Van genoemde selectie (de zogenaamde Top-x bedrijven) en werkwijze
heeft de VROM-Inspectie in oktober 1998 gemeenten en provincies
schriftelijk op de hoogte gebracht (het project sanering
stukkenstroom).
Door de toenmalige minister van VROM is de Tweede Kamer hierover in
februari 2000 schriftelijk geïnformeerd ("Derde halfjaarlijkse
voortgangsrapportage milieuwethandhaving").
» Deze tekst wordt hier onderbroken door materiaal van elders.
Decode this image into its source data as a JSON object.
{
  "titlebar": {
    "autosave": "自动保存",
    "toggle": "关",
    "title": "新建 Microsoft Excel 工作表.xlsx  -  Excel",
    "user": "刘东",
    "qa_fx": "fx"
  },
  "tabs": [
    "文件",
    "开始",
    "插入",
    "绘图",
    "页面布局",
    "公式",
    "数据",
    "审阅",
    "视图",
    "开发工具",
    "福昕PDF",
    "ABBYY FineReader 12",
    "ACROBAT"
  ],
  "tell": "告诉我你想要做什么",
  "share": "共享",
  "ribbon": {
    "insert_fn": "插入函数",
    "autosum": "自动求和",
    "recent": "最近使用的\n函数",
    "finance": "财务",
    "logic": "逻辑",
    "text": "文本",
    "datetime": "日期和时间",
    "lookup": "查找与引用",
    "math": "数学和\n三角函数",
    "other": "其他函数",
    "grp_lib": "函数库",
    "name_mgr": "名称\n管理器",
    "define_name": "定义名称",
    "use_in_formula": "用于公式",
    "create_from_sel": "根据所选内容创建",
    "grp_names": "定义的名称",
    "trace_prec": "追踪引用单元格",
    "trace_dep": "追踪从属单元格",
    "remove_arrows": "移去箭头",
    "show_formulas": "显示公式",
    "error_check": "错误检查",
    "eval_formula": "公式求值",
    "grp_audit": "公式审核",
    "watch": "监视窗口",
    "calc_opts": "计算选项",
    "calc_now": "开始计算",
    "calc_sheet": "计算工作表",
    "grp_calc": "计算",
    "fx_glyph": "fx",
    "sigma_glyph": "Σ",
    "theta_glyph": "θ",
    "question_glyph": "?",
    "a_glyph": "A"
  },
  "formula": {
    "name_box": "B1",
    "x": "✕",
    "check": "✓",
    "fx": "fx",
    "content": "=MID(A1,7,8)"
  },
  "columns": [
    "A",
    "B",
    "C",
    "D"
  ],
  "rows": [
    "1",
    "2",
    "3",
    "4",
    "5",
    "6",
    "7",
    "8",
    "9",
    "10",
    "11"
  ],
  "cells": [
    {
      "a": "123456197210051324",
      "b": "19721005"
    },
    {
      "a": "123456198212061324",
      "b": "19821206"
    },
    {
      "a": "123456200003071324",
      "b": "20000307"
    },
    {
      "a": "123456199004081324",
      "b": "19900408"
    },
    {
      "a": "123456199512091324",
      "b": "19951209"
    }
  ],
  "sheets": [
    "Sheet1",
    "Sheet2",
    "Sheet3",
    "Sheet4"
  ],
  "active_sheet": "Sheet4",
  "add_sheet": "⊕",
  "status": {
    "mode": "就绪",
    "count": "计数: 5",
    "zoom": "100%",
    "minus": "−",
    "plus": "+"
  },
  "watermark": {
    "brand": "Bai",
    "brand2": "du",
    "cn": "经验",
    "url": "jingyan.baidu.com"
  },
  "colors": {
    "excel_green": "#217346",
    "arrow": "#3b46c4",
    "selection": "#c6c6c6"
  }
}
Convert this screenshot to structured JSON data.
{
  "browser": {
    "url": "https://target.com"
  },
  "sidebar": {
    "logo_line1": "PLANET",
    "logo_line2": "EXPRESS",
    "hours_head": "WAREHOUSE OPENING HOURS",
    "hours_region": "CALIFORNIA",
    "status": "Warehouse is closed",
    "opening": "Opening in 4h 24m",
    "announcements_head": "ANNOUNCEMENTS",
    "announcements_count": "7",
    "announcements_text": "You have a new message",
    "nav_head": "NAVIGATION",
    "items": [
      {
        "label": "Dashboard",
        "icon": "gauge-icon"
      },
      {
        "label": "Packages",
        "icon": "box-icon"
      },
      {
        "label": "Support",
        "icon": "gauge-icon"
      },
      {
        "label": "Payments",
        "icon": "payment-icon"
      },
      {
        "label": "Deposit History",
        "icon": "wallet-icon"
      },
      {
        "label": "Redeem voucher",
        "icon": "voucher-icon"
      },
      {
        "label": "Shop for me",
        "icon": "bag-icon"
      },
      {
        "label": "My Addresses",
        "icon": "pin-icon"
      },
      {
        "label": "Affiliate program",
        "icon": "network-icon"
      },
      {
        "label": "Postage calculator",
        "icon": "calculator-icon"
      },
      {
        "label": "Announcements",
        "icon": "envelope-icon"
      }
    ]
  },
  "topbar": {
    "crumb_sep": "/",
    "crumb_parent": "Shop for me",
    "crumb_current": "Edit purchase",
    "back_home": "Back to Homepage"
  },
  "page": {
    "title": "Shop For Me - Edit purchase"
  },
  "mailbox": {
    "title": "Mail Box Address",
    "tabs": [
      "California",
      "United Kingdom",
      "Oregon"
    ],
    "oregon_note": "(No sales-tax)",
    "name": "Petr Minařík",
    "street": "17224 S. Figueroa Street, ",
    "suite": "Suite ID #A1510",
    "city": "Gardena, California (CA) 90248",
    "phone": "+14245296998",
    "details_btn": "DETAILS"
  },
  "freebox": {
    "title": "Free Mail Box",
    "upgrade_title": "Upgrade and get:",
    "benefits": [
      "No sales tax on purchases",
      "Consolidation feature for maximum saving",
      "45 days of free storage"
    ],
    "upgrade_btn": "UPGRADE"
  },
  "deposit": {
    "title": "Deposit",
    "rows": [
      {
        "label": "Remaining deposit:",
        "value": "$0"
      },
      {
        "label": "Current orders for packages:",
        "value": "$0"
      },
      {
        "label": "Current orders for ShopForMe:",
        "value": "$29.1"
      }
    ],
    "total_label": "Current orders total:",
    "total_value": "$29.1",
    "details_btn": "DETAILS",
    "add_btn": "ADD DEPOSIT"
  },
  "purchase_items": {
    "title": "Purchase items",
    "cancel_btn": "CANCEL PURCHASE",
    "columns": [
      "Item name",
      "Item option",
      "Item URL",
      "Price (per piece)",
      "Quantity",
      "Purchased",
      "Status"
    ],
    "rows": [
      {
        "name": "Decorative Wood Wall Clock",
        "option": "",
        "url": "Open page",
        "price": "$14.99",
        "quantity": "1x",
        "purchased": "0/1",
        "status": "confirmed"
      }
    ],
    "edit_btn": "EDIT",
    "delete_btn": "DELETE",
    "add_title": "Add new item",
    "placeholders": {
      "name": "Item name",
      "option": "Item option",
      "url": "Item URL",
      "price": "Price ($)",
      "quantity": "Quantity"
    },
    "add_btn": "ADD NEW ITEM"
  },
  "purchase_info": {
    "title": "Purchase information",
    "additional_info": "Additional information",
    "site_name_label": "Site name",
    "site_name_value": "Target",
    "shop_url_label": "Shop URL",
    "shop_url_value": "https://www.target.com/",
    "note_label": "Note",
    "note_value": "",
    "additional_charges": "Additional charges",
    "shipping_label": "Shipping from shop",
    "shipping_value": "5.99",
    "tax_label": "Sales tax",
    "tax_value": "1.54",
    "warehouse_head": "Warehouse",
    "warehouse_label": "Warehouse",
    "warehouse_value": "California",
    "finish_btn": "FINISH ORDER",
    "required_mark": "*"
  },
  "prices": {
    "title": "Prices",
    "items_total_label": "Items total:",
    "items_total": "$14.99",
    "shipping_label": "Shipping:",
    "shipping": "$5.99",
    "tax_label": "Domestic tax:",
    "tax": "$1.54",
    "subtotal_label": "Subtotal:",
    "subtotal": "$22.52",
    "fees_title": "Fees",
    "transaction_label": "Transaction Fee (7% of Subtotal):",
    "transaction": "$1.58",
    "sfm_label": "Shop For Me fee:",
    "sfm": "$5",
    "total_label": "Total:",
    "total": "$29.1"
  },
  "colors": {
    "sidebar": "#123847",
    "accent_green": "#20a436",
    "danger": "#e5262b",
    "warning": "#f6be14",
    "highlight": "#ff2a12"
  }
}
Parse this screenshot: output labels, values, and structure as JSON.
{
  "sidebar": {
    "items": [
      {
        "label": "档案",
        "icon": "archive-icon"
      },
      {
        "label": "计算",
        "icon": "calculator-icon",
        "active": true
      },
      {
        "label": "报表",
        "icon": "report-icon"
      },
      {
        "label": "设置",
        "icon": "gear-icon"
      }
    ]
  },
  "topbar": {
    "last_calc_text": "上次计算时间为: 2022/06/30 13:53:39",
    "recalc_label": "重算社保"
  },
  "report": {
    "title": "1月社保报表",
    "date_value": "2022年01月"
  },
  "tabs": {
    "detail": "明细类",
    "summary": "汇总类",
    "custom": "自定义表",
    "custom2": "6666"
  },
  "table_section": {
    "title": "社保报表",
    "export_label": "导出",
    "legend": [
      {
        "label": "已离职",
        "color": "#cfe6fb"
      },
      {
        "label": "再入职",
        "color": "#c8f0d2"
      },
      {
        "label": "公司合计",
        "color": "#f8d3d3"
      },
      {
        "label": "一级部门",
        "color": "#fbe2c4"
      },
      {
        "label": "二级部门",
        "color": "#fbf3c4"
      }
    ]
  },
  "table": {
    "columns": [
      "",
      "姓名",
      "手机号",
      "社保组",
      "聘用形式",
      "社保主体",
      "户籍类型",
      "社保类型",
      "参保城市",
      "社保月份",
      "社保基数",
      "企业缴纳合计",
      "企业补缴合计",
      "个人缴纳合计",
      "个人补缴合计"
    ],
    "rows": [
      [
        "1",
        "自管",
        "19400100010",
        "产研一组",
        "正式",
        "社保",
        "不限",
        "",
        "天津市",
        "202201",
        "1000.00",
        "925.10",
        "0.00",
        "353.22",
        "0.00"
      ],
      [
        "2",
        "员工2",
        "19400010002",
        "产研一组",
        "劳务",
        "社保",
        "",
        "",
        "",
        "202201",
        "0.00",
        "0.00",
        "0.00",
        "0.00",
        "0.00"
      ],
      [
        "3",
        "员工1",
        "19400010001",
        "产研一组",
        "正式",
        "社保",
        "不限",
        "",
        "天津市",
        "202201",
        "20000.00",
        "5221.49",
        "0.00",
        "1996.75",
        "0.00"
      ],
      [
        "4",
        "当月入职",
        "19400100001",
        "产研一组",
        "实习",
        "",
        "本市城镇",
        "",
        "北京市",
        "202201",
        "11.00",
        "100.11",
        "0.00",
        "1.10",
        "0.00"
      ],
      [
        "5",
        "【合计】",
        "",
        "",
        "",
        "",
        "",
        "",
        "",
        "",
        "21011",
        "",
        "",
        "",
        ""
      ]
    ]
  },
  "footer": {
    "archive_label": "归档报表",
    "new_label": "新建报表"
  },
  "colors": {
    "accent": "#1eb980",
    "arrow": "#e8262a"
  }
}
Eén en ander liep vooruit op een voorgestelde wijziging van de Wet
milieubeheer waarin geregeld wordt dat de adviesrol van de VROM-
Inspectie (en bijbehorende toezending van daarmee samenhangende
stukken) zich zal beperken tot een selectie van circa 450 grote
bedrijven in Nederland. Naar verwachting zal deze wetswijziging nu
medio 2004 van kracht worden.
Zoals in het rapport van de VROM-Inspectie ook is vermeld, was het
bedrijf Vredestein in de onderzochte periode nimmer geselecteerd in het
kader van de Top-x benadering. Dit is pas in 2002 gebeurd. Over de
ontwerpvergunning heeft de VROM-Inspectie toen een advies uitgebracht
aan de provincie Overijssel.
Ook bij bijvoorbeeld branchegerichte onderzoeken heeft het bedrijf niet
eerder de aandacht van de VROM-Inspectie gehad.
Vraag 3
Is de Vredesteinfabriek in Enschede betrokken geweest bij de
handhavingsactie in 2000, waar de gebrekkige implementatie van CPR 15-2
aan het licht kwam?
Antwoord 3
Nee, het bedrijf Vredestein is niet bij deze handhavingsactie betrokken
geweest. Het betrof een actie van de voormalige Inspectie Milieuhygiëne
(per 1 januari 2002 opgegaan in de VROM-Inspectie), waarbij 26
bedrijven, behorende tot de branche van de chemicaliënproducenten en
-groothandelaren, zijn gecontroleerd. Het bedrijf Vredestein behoort
niet tot deze branche.
Vraag 4
Deelt u de mening dat de Inspectie gefaald heeft in het handhaven van
de CPR 15-2?
Zo ja, wat gaat u doen om dit op korte termijn te verbeteren om branden
zoals bij de Vredesteinfabriek, met grote consequenties voor mens en
milieu, te voorkomen?
Zo neen, waarom niet?
Antwoord 4
Nee, ik deel die mening niet.
In de eerste plaats is er voor wat betreft de handhaving van de
vergunningverlening en handhaving Wet milieubeheer en daarmee
samenhangend de implementatie van de richtlijn CPR 15-2, sprake van een
tweedelijns toezichttaak van de VROM-Inspectie. De primaire
verantwoordelijkheid hiervoor ligt immers bij gemeenten en provincies.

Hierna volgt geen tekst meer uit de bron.